Think OpenRouter, but enterprise-owned, with full audit trails, cost controls, and the ability to mix open-source models (Kimi K2.5, Qwen 3.5, MiniMax, Llama, Mistral, DeepSeek V3) with closed commercial APIs (Claude, GPT-4). The routing logic becomes a core enterprise competency, not a vendor’s feature.

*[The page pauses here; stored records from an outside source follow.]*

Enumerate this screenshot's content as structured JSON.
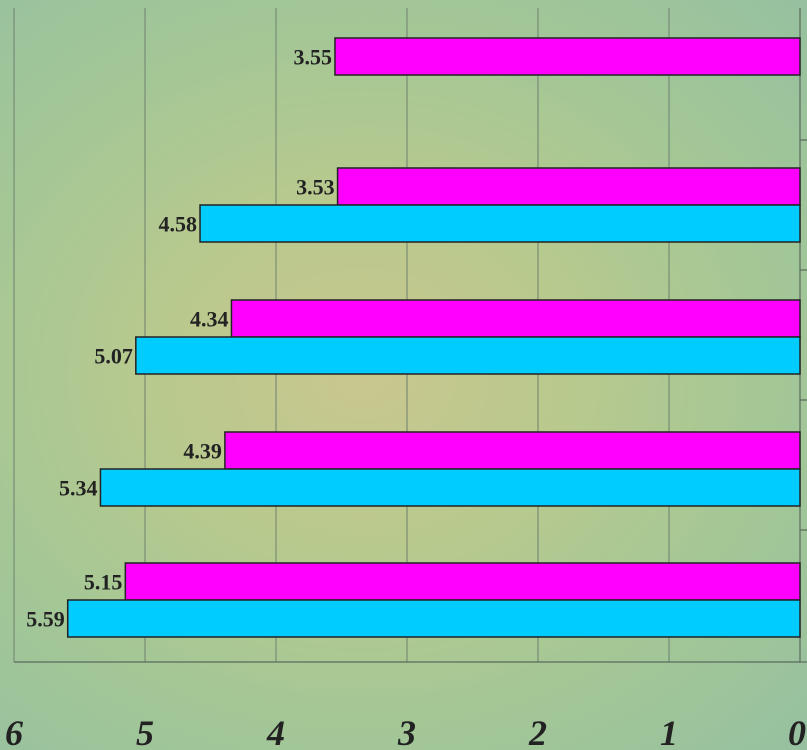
{
  "chart_data": {
    "type": "bar",
    "orientation": "horizontal",
    "x_direction": "reversed",
    "xlim": [
      0,
      6
    ],
    "x_ticks": [
      "0",
      "1",
      "2",
      "3",
      "4",
      "5",
      "6"
    ],
    "grid": true,
    "groups": [
      {
        "magenta": 3.55,
        "cyan": null
      },
      {
        "magenta": 3.53,
        "cyan": 4.58
      },
      {
        "magenta": 4.34,
        "cyan": 5.07
      },
      {
        "magenta": 4.39,
        "cyan": 5.34
      },
      {
        "magenta": 5.15,
        "cyan": 5.59
      }
    ],
    "series": [
      {
        "key": "magenta",
        "color": "#ff00ff",
        "values": [
          3.55,
          3.53,
          4.34,
          4.39,
          5.15
        ]
      },
      {
        "key": "cyan",
        "color": "#00ccff",
        "values": [
          null,
          4.58,
          5.07,
          5.34,
          5.59
        ]
      }
    ],
    "data_labels": {
      "magenta": [
        "3.55",
        "3.53",
        "4.34",
        "4.39",
        "5.15"
      ],
      "cyan": [
        "",
        "4.58",
        "5.07",
        "5.34",
        "5.59"
      ]
    }
  }
}
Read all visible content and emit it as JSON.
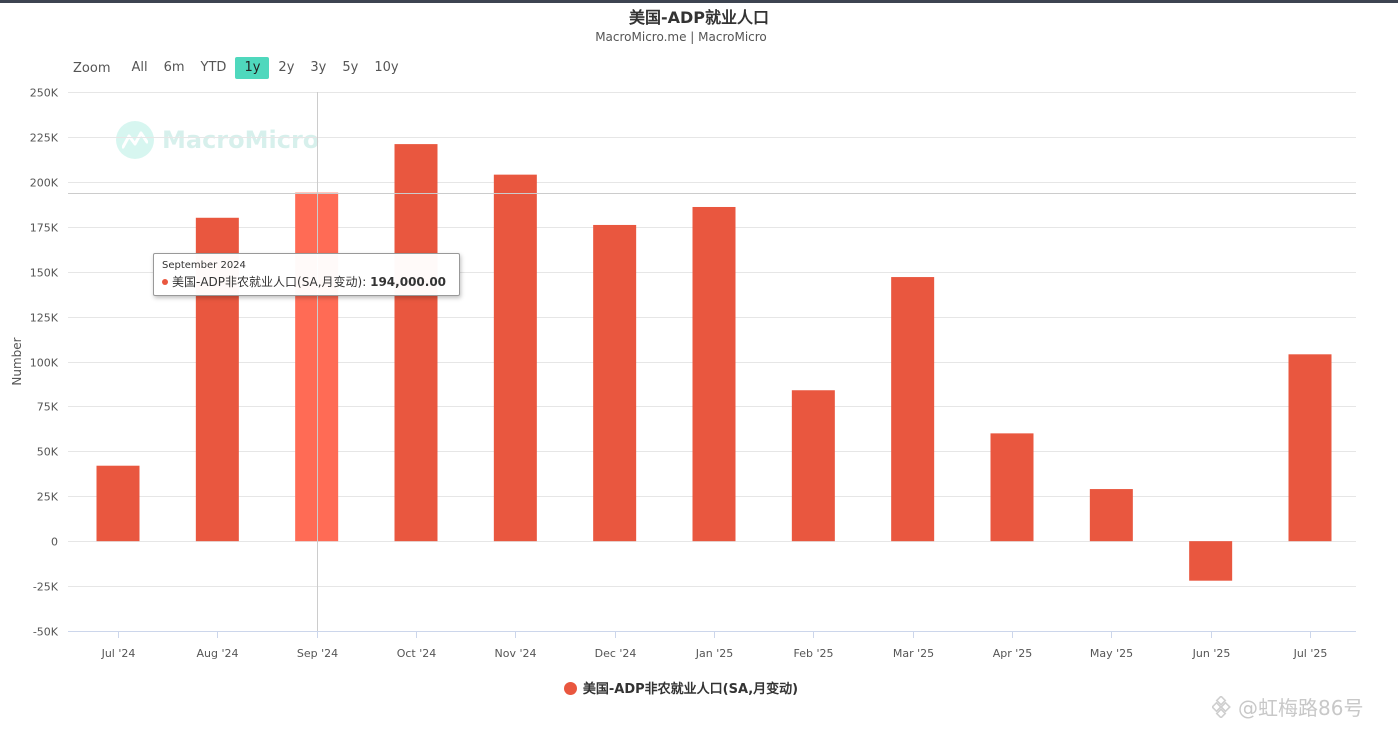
{
  "header": {
    "title": "美国-ADP就业人口",
    "subtitle": "MacroMicro.me | MacroMicro"
  },
  "zoom": {
    "label": "Zoom",
    "options": [
      "All",
      "6m",
      "YTD",
      "1y",
      "2y",
      "3y",
      "5y",
      "10y"
    ],
    "selected": "1y"
  },
  "watermark": {
    "brand": "MacroMicro"
  },
  "chart_data": {
    "type": "bar",
    "title": "美国-ADP就业人口",
    "subtitle": "MacroMicro.me | MacroMicro",
    "ylabel": "Number",
    "ylim": [
      -50000,
      250000
    ],
    "yticks": [
      -50000,
      -25000,
      0,
      25000,
      50000,
      75000,
      100000,
      125000,
      150000,
      175000,
      200000,
      225000,
      250000
    ],
    "ytick_labels": [
      "-50K",
      "-25K",
      "0",
      "25K",
      "50K",
      "75K",
      "100K",
      "125K",
      "150K",
      "175K",
      "200K",
      "225K",
      "250K"
    ],
    "categories": [
      "Jul '24",
      "Aug '24",
      "Sep '24",
      "Oct '24",
      "Nov '24",
      "Dec '24",
      "Jan '25",
      "Feb '25",
      "Mar '25",
      "Apr '25",
      "May '25",
      "Jun '25",
      "Jul '25"
    ],
    "series": [
      {
        "name": "美国-ADP非农就业人口(SA,月变动)",
        "color": "#e9573f",
        "values": [
          42000,
          180000,
          194000,
          221000,
          204000,
          176000,
          186000,
          84000,
          147000,
          60000,
          29000,
          -22000,
          104000
        ]
      }
    ],
    "highlight_color": "#ff6b55",
    "grid": true,
    "legend_position": "bottom-center",
    "crosshair": {
      "category": "Sep '24",
      "value": 194000
    },
    "tooltip": {
      "date": "September 2024",
      "series_name": "美国-ADP非农就业人口(SA,月变动)",
      "value_text": "194,000.00"
    }
  },
  "corner_watermark": {
    "text": "@虹梅路86号"
  }
}
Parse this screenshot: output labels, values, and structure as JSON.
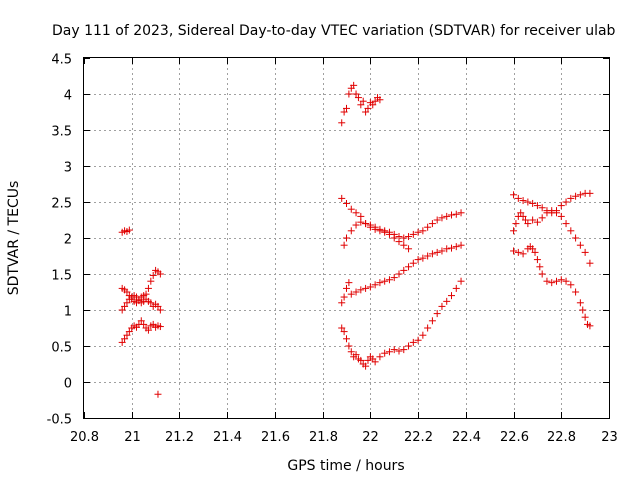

The infrastructure knowledge in this post — KV cache math, batching strategies, quantization tradeoffs, parallelism configurations — is exactly what you need to design that routing layer intelligently. Routing based on query complexity requires understanding what makes a query compute-intensive. Choosing the right model for context window requirements requires knowing what KV cache costs. Setting SLOs requires understanding the latency/throughput tradeoff.
The enterprises that win in the next 3 years won’t be the ones who buy the most GPUs. They’ll be the ones who understand inference well enough to build intelligent infrastructure on top of existing capacity — owned, leased, or cloud — and route every query to the right model at the right cost.
That’s the infrastructure reckoning. The math is hard. The hardware is expensive. But the leverage available to enterprises who understand it is enormous — and mostly untapped.